Role of Programmed Death‐Ligand 1 in Cancer

Abstract

Programmed death‐1 (PD‐1) is an immunoregulatory receptor on cytotoxic T cells that suppresses the immune system upon interaction with its two ligands, programmed death ligand‐1 (PD‐L1) and programmed death ligand‐2 (PD‐L2). Programmed death‐ligand 1 (PD‐L1), previously known as “CD279”, is made up of 268 amino acids with a crystal structure. It is part of the immunoglobulin superfamily with a transmembrane domain and a tail which contains two phosphorylation sites. PD‐L1 is located on the cell surface of monocytes, B cells, T cells, and dendritic cells, and works in conjunction with PD‐1 to modulate an immune response. In binding with its ligand PD‐1 on an activated T cell, PD‐L1 suppresses the immune response of the T cell, rendering it inactive.

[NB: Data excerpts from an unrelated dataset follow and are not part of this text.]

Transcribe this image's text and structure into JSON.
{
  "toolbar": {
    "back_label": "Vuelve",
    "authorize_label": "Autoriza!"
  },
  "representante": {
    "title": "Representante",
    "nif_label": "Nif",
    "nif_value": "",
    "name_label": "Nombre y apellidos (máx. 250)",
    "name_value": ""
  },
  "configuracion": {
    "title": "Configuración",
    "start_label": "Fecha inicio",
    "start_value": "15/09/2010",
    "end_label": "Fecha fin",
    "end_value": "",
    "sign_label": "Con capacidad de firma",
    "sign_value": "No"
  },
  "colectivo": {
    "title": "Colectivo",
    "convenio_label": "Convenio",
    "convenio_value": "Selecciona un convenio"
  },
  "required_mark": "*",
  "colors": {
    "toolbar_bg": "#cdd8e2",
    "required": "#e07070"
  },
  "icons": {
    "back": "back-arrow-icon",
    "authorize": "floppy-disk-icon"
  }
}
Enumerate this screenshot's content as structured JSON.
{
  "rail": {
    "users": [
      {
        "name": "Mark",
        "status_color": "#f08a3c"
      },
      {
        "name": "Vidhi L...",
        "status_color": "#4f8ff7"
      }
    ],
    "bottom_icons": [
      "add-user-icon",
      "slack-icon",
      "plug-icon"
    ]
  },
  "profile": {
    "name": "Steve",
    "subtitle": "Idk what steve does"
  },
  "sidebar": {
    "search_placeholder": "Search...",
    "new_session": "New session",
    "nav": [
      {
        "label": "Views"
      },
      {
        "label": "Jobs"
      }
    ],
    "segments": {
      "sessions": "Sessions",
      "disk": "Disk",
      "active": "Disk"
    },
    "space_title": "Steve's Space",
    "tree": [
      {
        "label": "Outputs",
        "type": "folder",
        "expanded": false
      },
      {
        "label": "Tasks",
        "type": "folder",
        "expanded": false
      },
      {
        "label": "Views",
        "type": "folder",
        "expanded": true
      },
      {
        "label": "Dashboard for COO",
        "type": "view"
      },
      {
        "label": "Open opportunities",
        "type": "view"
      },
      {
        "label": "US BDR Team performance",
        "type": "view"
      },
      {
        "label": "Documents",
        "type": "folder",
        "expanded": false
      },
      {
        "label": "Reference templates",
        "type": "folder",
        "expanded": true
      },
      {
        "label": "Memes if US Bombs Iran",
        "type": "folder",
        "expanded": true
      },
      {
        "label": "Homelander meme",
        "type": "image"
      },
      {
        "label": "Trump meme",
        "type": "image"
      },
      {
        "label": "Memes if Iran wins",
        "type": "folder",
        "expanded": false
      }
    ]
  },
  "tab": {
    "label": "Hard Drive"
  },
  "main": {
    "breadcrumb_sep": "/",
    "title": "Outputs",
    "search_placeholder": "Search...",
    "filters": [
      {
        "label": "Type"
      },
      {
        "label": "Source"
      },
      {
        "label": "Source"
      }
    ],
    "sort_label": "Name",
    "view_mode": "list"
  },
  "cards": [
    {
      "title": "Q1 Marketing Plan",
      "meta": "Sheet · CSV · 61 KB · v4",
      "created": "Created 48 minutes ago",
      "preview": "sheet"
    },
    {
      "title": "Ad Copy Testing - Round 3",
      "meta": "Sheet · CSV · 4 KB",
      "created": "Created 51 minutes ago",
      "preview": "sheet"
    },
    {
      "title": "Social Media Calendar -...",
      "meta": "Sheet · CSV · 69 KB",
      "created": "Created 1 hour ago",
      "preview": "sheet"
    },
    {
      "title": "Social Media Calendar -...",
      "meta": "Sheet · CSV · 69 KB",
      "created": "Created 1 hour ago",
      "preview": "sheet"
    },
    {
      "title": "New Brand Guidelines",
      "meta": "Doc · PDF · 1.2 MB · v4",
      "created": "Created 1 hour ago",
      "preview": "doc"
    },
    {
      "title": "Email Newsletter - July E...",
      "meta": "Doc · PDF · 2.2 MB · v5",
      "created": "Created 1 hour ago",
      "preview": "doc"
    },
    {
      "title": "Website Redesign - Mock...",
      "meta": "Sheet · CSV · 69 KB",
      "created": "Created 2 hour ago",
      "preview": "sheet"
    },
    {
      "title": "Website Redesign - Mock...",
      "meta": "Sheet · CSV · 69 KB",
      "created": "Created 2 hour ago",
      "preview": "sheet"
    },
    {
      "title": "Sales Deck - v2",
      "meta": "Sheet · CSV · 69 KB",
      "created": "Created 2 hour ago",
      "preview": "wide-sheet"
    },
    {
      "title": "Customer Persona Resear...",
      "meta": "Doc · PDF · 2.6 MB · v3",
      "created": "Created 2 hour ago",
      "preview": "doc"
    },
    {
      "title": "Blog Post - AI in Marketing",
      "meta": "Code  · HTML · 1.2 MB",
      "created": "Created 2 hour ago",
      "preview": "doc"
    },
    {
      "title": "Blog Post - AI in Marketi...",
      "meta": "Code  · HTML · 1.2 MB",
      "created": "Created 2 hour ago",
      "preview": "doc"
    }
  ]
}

PD‐L1's other ligand, the PD‐L2, also plays a role in deregulating the T cell immune response. Many cancer cells express PD‐L1, attenuating immunity and allowing cancer cell proliferation. This distorted relationship provides a focal point for cancer research. Attempts to inhibit the effects of PD‐L1 are concentrated on blocking its interaction to PD‐1, resurrecting the immune response, and thereby allowing CD8+ cytotoxic cells to attack tumor cells. Potential treatments include the development of an anti‐PD‐L1 antibody therapy to induce tumor remissions for patients with different types and stages of cancer. Supporting promising PD‐L1 research, the FDA has approved the PD‐L1 biomarker to accelerate investigation into a potential cure for cancer. In 2018, James P. Allison and Tasuku Hojo received the Nobel Prize in Medicine for research on PD‐L1 that lead to the discovery of checkpoint inhibitors that release immune responses, thereby reactivating T‐cells. The Walton High School MSOE Center for Biomolecular Modeling SMART Team has designed a 3‐D model of PD‐1 in interaction with its ligand PDL‐1 using JMOL to investigate the relationship between the structure and function of the proteins in relation to its current role in cancer development and its future in potential treatment.This abstract is from the Experimental Biology 2019 Meeting. There is no full text article associated with this abstract published in The FASEB Journal.